Bei der Kasseler documenta GmbH würde man sich freuen, käme es zum Prozeß. Denn dann, so ist man bei der Geschäftsführung der internationalen Kunstausstellung sicher, würde für alle Zeiten gerichtlich festgeschrieben, daß die subjektive Künstlerauswahl zum Prinzip einer solchen Kunstschau gehört.
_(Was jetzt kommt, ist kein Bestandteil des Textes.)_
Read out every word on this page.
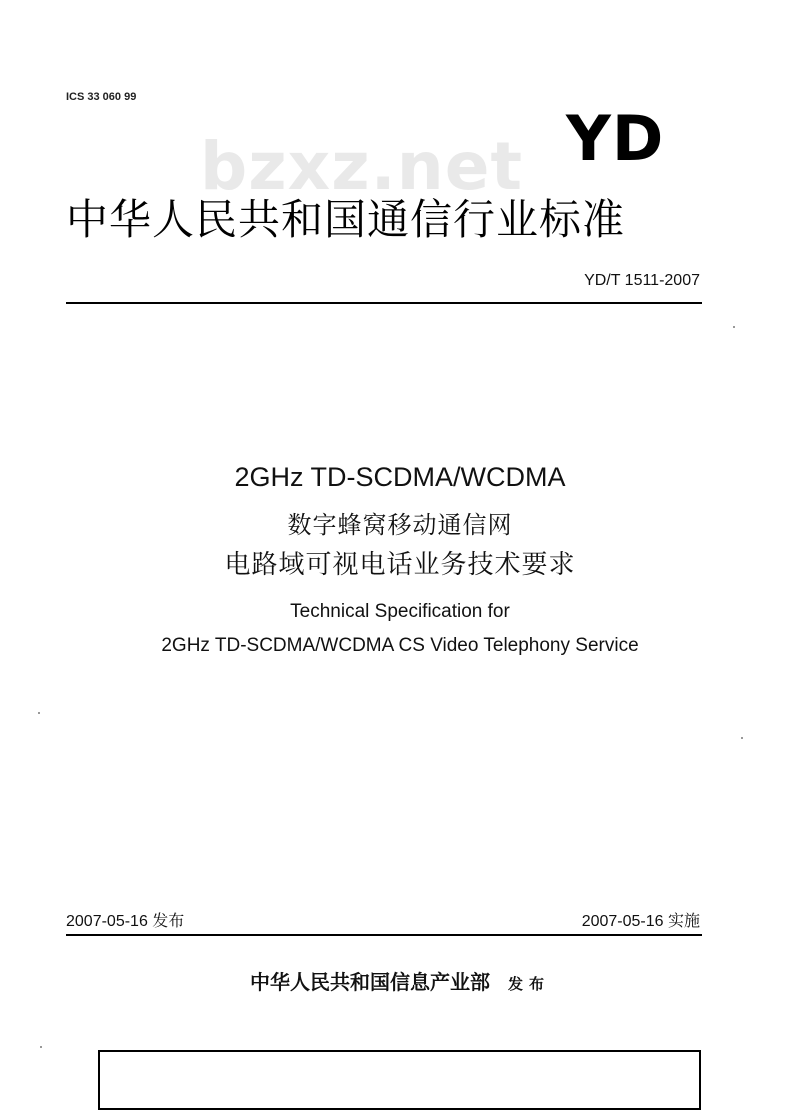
ICS 33 060 99
bzxz.net YD
中华人民共和国通信行业标准
YD/T 1511-2007
2GHz TD-SCDMA/WCDMA
数字蜂窝移动通信网
电路域可视电话业务技术要求
Technical Specification for
2GHz TD-SCDMA/WCDMA CS Video Telephony Service
2007-05-16 发布	2007-05-16 实施
中华人民共和国信息产业部 发布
Angestrengt hat den wohl einmaligen Prozeß ein Künstler, der erst durch diesen Vorgang bekannt wird – der im mittelhessischen Gladenbach beheimatete Werner Hahn (52). Er hatte sich erst zur documenta 8 und nun zur documenta 9 erfolglos beworben. Die schriftliche Absage von documenta-Leiter Jan Hoet mochte er nicht hinnehmen und schickte eine Beschwerde an den Aufsichtsratsvorsitzenden Hans Eichel mit dem Verlangen nach einer Demokratisierung der documenta.
Hoet habe keine objektive Auswahlkriterien. Die Subventionen von Stadt, Land und Bund dürften aber nicht der öffentlichen Kontrolle entzogen werden. Für Hahn herrschen bei der documenta-Auswahl Selbstinszenierung und Filz. Auch Eichel wies das Ansinnen zurück.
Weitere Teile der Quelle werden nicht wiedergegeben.